I posted this same question on Apple Support Communities and the gentleman that wrote the program called EtreCheck replied.
I think you will find your answer here:
Hello TomsApple,
I guess now you know some of the reasons behind that big disclaimer
that you saw when you ran EtreCheck.
The "com.apple.xpc.launchd.oneshot" is just a method that Apple uses
to identify one of many categories of tasks that the system runs in
the background. I don't know how much background you have in UNIX, so
I don't know how much detail I should give you on this. In addition,
Apple doesn't document any of this, so at some point my answer would
move from fact to speculation.
I can tell you that I added that "Other apps" section to EtreCheck
specifically to show some of the many different kinds of tasks that
the operating system is launching and running in the background.
Before, EtreCheck only looked at the 8 primary places to inject these
background tasks into the operating system.
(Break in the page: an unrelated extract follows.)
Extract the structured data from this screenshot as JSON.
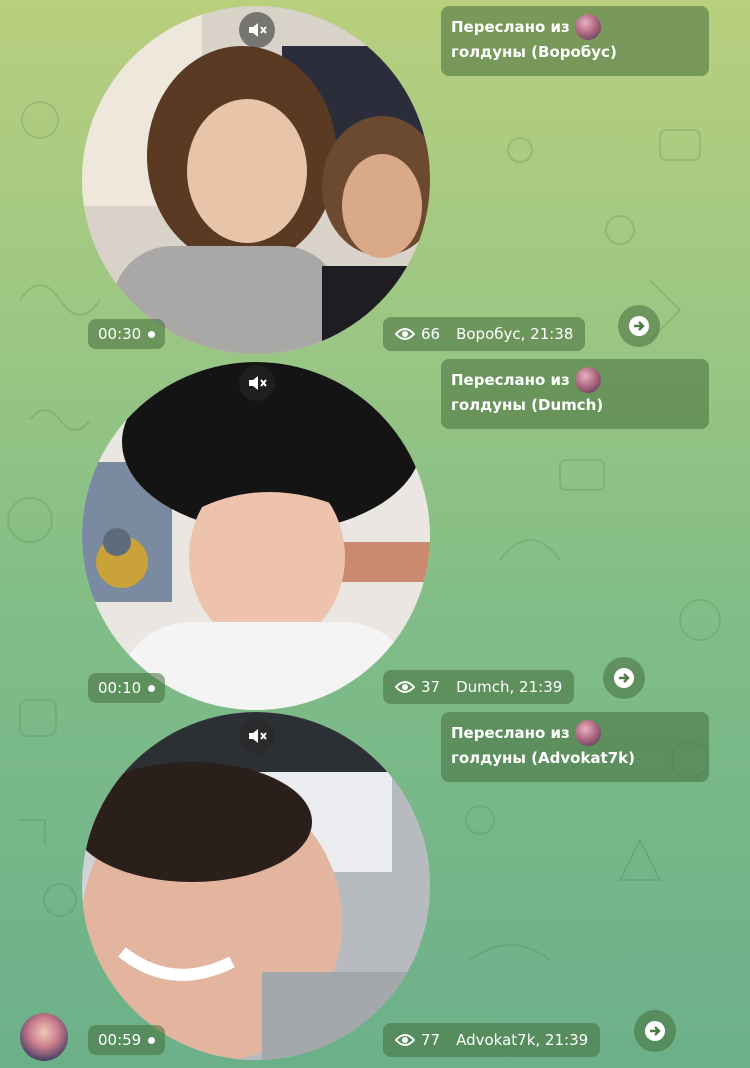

I knew I was missing one
of the paths for "login items" and wanted to capture that. I did
manage to capture that information, but I also collected a whole lot
more. I decided to keep them all in there, but hide the Apple tasks by
default. Even so, this "Other apps" section show how much more
complicated the operating system has become in the past few years. If
you want, you can run EtreCheck so that it doesn't hide Apple tasks
and doesn't hide known Apple failures. Just don't post that report
here on Apple Support Communities. It is a crazy-long list of
background tasks that are always running on your machine.
Now I know this doesn't really answer your question. If you want more
specifics or more detail, I can provide it, but I can't necessarily
guarantee its accuracy. I have attempted to use my Apple Developer
Technical Support tickets to get more information about what some of
these things are and Apple refuses to answer.